Monday, January 26, 2009

The Real Cause of the Financial Crisis

Yes, yes, we have all heard the roots of the financial crisis traced to loose expansions of credit. But what were the factors that led to those policies? Here's one writer's opinion. Ranking just above the increase in "casual dress" policies (huh??), business school education gets the blame.
When it comes time to write the history of the decline and fall of the United States of America, what will be the major themes? Imperial overstretch, failure to address the problems of the time and the enervation of the people will all figure prominently, just as they have in previous national decays. Some of my personal favorites are destruction of the essential and honored professions of journalism and the law, and the rise of “casual dress.”

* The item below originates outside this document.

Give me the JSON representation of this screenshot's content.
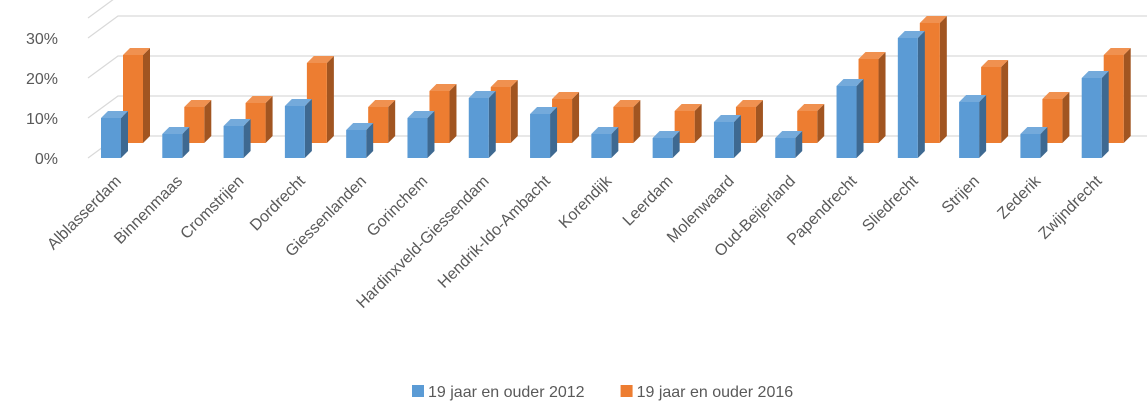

But those future scholars will find a target-rich environment in yet another place: the rise of the business school and the primacy of “financial services” in American society. Not for nothing was America’s self-destruct sequence set off by the first president with an MBA. It was no coincidence that the most catastrophic economic event since the Depression (and maybe worse) was caused by the top graduates of the nation’s leading business schools working with their infallible computer models.
Having received an MBA education, I can attest that the author's perspective contains more than a few inaccuracies. The most glaringly obvious to readers of this blog is that MBA students are taught that "mergers [are] always beneficial."


  1. While I disagree with the "mergers are always beneficial" statement, I think that the author raises a great point regarding the proliferation of financial services. While in b-school, I learned that the essence of business was to move assets to the highest valued use from one Professor Froeb. I also learned that there was a fine line between capitalism and greed. Classes like microeconomics, managerial accounting, marketing, operations, and organizational behavior made a lot of sense and the concepts resonated with me. But as we ventured into financial accounting, corporate financial policy, and macroeconomics, I sometimes found myself a bit confused. I questioned whether I had the intelligence to grasp some of these abstract concepts that were taking hold in the market place. At the time, I just basically dismissed my lack of understanding as perceived weaknesses in my business tool box. But low and behold as we have moved a few years down the road, I am now discovering that the individuals that professed to understand these concepts did not really have a clue themselves. None of it made sense as they crossed that line between capitalism and greed and leveraged creative financial instruments. Unfortunatley capitalism is becoming synonymous with greed and the line has become blurred. And unfortunatley the global economy could falter as a result of that blurred line. True capitalism will prevail. Business will always be about moving assets to the highest valued use, and we may be on the way to more primitive practices. For example, a former Wall Street Investment Banker may have to shine the shoes of the owner of a hot dog stand as he creates value.

  2. I agree that a lot of people practicing finance didn't really appreciate or understand what they were doing. But, I think it's a pretty big leap to say that business education caused the problem. Perhaps the author's point is that business education instills a false sense of knowledge - overconfidence in one's skills in manipulating these financial weapons of mass destruction. Maybe there's some validity there. Sounds reminiscent of the Nobel prize winners who ran Long Term Capital Management into the ground.

  3. I agree. In b-school our professors teach us how to properly use these tools. However, like any powerful tool in the hands of the wrong individual, if not used properly, someone can get hurt. I think that there were individuals using these tools in a wreckless fashion.